Z jednej strony trudno to kwestionować. Jednak stojąc na gruncie prawa pozytywnego nie sposób nie zauważyć, że Trybunał najpierw powołuje się na wspólne tradycje państw członkowskich, a także Kartę praw podstawowych, której ostatecznie nie powołuje wprost jako źródło prawa, lecz jako dowód istnienia zasady prawa Unii.

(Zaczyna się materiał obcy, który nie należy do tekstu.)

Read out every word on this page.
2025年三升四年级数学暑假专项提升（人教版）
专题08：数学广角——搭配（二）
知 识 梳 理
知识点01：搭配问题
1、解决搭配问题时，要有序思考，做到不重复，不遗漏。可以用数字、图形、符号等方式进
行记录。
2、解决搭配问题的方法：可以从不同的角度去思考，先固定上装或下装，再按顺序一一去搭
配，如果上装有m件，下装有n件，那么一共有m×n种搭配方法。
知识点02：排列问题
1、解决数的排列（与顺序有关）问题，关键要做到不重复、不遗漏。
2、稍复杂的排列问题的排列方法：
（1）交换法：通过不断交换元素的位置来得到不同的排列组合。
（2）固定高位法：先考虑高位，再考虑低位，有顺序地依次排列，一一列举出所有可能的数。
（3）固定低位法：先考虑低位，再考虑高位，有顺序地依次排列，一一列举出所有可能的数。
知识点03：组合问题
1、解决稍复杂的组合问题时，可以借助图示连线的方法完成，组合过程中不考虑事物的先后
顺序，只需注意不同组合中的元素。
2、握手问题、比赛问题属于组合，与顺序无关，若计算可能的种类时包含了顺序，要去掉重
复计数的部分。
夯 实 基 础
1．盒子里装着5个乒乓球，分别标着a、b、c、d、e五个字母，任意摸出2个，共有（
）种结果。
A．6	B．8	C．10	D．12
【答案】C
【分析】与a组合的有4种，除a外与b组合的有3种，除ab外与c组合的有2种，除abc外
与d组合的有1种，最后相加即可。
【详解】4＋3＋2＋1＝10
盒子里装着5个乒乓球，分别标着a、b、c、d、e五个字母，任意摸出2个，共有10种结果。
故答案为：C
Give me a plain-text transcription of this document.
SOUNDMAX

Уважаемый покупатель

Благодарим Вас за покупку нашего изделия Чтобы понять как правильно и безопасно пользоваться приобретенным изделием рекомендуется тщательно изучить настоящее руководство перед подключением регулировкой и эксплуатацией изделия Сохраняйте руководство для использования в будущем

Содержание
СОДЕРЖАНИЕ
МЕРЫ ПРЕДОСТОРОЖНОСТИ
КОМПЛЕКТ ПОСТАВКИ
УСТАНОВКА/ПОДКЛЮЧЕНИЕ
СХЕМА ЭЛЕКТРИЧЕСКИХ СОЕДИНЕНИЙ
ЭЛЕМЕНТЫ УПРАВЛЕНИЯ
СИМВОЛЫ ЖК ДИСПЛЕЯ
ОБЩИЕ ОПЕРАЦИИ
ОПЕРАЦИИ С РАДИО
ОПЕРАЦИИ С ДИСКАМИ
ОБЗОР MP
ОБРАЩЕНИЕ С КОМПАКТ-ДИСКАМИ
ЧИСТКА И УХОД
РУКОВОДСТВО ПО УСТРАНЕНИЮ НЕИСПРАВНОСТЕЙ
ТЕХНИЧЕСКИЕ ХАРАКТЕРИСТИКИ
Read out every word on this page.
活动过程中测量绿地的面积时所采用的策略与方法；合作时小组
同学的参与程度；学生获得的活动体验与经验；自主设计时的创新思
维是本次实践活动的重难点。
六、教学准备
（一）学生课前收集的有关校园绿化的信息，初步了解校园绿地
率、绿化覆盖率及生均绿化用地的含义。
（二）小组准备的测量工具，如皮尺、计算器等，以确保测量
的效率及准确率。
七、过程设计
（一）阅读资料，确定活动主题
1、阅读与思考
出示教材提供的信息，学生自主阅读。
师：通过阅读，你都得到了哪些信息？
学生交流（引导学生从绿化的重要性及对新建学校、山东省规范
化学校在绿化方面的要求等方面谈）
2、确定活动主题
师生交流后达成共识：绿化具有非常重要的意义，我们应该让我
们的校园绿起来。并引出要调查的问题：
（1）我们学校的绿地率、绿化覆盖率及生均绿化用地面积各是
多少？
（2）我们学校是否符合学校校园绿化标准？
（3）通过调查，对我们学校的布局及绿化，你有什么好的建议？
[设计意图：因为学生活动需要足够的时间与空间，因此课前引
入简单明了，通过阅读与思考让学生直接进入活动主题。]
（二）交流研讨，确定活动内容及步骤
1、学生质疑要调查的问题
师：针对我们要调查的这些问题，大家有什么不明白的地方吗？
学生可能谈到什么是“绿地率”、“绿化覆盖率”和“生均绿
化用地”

Oczywiście, jak dodaje Trybunał, możliwość zastosowania ogólnej zasady niedyskryminacji ze względu na wiek w sytuacji takiej, jak rozpatrywana w postępowaniu głównym, wymaga jeszcze, by owa sytuacja była objęta zakresem zakazu dyskryminacji ustanowionym w dyrektywie 2000/78. Ja rozumiem to w ten sposób, że owa zasada lub Karta praw podstawowych ustala „materialną” zasadę niedyskryminacji ze względu na wiek, zaś dyrektywa określa sui generis proceduralną ramę jej stosowania.
Jasność słów
Trybunał rozważał kluczowy, jak sądzę, argument podnoszony przez Ajos, oparty, jak to określono, na zasadzie uzasadnionych oczekiwań. Przyznam, że to bardzo trafne określenie zasady, która w polskim prawie kojarzona jest najczęściej z zasadą pewności prawa. Tylko że mówienie o pewności prawa jest spojrzeniem z abstrakcyjnej perspektywy „systemu”, podczas gdy opisanie tej zasady jako zasady uzasadnionych oczekiwań prawidłowo, moim zdaniem bardziej humanistycznie, opisuje oczekiwania jednostek względem systemu prawnego.
No więc w pierwszej kolejności Trybunał rekomenduje „ocalenie” obowiązywania prawa krajowego przez stosowną zmianę jego interpretacji tak, by była ona do pogodzenia z prawem Unii. Wymóg dokonywania wykładni prawa krajowego zgodnie z prawem Unii ma pewne granice. Spoczywający na sądzie krajowym obowiązek odniesienia się do prawa Unii przy dokonywaniu wykładni i stosowaniu odpowiednich przepisów prawa krajowego jest bowiem ograniczony przez ogólne zasady prawa i nie może służyć jako podstawa dla dokonywania wykładni prawa krajowego contra legem.
Ostatecznie jednak nawet gdyby założyć, że sąd krajowy, przed którym zawisł spór dotyczący ogólnej zasady zakazu dyskryminacji ze względu na wiek, skonkretyzowanej w dyrektywie 2000/78, rzeczywiście nie może dokonać wykładni przepisu prawa krajowego zgodnie z tą dyrektywą, to ma on mimo wszystko obowiązek zagwarantowania podmiotom prawa – w ramach swoich kompetencji – ochrony prawnej, jaka wynika z prawa Unii, oraz zapewnienia pełnej skuteczności tego prawa poprzez odstąpienie od stosowania wszelkich przepisów prawa krajowego sprzecznych z tą zasadą.